Sir John Bagot Glubb (born April 16, 1897, Preston, Lancashire, Eng.—died March 17, 1986, Mayfield, East Sussex) was a British army officer who in 1939–56 commanded the Arab Legion, an army of Arab tribesmen in Transjordan and its successor state, Jordan.
The son of a British army officer, Glubb attended the Royal Military Academy and then rose steadily in the British army. He served in Europe in World War I and then volunteered for service in Iraq. In 1926 he resigned from the British army to become an administrative inspector for the Iraqi government; he left this post in 1930 and contracted to serve as a brigadier in Transjordan’s Arab Legion, an internal police force employed prior to World War II. Glubb became its commander in 1939 and transformed it into a disciplined army that supported the Allies in World War II. After 1951 he raised a national guard to defend Jordan’s border against Israeli raids. Arab pressure to eliminate British influence in the Middle East led to his dismissal in 1956. He was knighted in that year.
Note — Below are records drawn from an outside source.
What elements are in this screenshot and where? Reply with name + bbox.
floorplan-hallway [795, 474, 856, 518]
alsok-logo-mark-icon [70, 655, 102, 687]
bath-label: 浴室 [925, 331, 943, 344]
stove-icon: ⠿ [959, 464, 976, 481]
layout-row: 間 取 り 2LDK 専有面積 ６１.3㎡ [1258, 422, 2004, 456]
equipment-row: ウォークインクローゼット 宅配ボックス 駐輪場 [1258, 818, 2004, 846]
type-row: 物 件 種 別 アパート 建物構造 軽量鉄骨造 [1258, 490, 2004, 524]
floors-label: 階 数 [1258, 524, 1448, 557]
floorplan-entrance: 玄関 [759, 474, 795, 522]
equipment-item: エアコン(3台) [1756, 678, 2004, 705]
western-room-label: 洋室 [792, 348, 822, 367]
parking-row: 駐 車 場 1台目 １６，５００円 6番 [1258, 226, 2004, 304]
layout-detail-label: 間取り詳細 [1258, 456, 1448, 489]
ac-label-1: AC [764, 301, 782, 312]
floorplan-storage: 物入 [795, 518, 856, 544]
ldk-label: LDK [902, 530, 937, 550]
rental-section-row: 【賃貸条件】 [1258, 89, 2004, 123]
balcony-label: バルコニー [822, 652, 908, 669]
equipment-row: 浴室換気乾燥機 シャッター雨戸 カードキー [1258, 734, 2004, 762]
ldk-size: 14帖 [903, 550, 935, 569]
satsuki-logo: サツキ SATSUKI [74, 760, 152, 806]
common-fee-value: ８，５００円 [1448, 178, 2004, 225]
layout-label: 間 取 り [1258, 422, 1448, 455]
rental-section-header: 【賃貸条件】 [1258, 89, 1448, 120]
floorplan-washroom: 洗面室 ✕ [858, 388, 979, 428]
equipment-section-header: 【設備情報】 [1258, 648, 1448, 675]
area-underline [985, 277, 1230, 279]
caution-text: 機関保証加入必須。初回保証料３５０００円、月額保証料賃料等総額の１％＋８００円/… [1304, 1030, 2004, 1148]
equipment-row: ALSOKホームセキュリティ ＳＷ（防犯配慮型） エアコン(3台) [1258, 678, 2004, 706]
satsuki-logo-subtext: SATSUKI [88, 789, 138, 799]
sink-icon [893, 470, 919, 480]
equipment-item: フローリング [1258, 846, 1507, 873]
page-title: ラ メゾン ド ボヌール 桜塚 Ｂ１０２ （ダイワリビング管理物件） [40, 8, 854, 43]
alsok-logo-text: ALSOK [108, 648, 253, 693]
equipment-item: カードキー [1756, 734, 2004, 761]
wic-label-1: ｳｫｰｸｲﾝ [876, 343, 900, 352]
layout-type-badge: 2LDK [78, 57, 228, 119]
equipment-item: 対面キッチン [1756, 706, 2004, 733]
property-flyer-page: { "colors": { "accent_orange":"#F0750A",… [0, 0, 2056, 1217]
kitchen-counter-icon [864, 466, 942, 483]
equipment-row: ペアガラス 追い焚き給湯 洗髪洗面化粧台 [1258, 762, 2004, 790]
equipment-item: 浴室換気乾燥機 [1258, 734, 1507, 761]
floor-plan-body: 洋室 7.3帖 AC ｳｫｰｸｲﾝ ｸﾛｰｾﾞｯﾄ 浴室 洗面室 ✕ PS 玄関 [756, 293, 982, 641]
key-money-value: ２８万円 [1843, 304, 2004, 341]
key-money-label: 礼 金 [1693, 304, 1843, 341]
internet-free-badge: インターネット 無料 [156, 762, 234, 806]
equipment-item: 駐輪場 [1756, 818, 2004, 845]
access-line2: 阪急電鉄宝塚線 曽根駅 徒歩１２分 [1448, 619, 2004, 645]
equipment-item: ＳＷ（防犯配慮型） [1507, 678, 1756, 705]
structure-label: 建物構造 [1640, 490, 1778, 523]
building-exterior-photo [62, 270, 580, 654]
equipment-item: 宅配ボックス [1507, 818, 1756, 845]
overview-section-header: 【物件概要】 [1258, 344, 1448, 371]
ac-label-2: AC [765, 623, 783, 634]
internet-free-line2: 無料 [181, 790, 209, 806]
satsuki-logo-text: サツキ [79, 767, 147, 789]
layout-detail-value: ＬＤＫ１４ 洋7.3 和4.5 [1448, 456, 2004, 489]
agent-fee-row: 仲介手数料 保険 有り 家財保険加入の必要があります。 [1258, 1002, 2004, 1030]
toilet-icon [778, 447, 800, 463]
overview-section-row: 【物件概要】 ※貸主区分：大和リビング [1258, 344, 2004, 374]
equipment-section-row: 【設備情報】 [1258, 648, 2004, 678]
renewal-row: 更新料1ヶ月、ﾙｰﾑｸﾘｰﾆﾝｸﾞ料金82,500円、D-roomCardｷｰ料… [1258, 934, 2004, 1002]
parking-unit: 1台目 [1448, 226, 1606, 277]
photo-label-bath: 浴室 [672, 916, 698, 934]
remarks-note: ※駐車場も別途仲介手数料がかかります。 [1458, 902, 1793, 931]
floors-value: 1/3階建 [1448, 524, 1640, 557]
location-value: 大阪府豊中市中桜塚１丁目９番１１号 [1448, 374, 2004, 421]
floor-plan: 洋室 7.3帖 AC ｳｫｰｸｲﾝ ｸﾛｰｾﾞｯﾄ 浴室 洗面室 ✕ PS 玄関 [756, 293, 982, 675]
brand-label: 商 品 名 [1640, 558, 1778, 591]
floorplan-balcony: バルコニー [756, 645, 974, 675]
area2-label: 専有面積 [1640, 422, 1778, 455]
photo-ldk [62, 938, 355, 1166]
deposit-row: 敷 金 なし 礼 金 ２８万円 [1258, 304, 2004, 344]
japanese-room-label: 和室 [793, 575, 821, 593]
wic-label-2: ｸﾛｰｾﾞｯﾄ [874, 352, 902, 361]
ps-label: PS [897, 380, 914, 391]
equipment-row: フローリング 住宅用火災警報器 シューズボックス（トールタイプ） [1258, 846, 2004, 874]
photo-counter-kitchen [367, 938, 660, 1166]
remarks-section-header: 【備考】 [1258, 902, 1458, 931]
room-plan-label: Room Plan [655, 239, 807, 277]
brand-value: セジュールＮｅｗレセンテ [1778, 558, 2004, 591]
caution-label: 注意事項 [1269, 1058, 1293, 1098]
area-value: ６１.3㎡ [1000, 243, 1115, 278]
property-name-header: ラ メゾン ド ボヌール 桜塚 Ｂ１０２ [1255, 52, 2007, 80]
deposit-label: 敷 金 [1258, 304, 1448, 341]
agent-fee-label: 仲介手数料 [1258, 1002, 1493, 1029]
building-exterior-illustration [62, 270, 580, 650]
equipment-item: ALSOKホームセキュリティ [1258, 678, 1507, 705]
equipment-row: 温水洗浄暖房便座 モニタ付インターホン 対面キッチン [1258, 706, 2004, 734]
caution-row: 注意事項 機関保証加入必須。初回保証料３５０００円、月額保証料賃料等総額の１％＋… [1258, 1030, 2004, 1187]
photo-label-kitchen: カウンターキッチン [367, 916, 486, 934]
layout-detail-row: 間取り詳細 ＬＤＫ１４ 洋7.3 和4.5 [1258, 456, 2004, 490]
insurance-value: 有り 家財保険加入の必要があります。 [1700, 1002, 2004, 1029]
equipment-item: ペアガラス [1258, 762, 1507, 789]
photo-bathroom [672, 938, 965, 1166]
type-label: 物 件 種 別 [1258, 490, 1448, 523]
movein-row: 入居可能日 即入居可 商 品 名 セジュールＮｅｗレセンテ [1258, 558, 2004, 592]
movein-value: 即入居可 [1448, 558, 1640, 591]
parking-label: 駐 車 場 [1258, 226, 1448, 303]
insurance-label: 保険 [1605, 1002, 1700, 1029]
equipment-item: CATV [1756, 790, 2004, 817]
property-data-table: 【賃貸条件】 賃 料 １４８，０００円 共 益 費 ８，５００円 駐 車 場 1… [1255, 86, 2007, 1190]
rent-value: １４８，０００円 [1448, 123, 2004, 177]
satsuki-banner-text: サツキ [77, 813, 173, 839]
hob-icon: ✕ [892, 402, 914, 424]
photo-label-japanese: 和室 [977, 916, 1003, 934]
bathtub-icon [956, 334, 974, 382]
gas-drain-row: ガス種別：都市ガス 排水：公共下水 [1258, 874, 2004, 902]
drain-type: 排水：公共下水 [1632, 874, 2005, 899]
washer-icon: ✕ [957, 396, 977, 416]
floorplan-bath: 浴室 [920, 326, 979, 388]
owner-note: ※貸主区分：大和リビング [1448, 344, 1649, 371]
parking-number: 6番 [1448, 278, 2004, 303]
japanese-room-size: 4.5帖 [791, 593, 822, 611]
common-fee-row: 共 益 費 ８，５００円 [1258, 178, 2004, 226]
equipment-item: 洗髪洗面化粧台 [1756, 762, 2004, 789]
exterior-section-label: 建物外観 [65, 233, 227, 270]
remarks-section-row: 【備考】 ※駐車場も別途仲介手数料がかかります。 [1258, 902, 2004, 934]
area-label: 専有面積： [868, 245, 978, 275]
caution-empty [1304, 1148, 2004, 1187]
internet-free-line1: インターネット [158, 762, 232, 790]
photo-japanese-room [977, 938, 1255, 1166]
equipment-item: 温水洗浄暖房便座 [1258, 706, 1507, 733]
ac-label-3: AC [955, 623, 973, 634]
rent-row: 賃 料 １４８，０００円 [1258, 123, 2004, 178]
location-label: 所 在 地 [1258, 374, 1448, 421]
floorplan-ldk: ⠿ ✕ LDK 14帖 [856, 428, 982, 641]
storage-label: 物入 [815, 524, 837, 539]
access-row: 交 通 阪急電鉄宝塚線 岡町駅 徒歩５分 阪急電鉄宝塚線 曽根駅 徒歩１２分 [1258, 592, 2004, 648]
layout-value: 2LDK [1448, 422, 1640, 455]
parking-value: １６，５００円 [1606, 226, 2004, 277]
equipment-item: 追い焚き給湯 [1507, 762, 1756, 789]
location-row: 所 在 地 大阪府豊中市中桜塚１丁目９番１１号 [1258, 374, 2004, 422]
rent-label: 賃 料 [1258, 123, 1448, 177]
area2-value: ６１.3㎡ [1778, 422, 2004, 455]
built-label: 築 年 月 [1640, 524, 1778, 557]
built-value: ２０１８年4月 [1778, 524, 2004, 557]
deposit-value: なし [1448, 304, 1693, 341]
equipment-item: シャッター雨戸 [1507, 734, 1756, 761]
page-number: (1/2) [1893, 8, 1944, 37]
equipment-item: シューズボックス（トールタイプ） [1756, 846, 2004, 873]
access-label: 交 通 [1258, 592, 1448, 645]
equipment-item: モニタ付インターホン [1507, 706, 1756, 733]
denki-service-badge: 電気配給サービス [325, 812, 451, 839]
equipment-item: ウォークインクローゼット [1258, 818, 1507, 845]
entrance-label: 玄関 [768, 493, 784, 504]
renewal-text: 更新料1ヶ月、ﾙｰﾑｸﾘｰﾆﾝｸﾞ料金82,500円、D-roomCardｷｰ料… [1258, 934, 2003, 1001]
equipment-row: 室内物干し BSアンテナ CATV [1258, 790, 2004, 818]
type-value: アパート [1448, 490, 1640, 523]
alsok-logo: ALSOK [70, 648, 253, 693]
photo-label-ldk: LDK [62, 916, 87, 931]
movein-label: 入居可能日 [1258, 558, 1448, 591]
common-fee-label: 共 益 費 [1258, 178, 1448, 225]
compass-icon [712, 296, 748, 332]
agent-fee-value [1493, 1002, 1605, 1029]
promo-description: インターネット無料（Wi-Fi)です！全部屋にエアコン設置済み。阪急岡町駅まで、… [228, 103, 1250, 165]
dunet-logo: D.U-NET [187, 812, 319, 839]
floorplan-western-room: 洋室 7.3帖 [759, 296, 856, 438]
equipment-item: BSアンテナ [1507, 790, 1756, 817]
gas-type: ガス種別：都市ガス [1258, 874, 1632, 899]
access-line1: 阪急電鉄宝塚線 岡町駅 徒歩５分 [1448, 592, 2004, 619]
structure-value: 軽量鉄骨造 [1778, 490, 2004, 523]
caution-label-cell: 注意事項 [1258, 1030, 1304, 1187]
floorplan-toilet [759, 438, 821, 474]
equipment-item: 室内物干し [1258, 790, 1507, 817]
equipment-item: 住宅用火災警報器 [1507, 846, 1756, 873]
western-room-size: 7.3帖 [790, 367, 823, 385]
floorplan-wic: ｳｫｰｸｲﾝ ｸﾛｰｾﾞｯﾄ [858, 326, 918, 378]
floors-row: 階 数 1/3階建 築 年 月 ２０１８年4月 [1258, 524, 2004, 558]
Glubb Pasha’s writings include Story of the Arab Legion (1948), Britain and the Arabs (1959), The Empire of the Arabs (1963), Syria, Lebanon, Jordan (1967), The Life and Times of Muhammad (1970), Peace in the Holy Land (1971), and Soldiers of Fortune (1973), the last dealing with the Mamlūks. His autobiography, The Changing Scenes of Life, was published in 1983.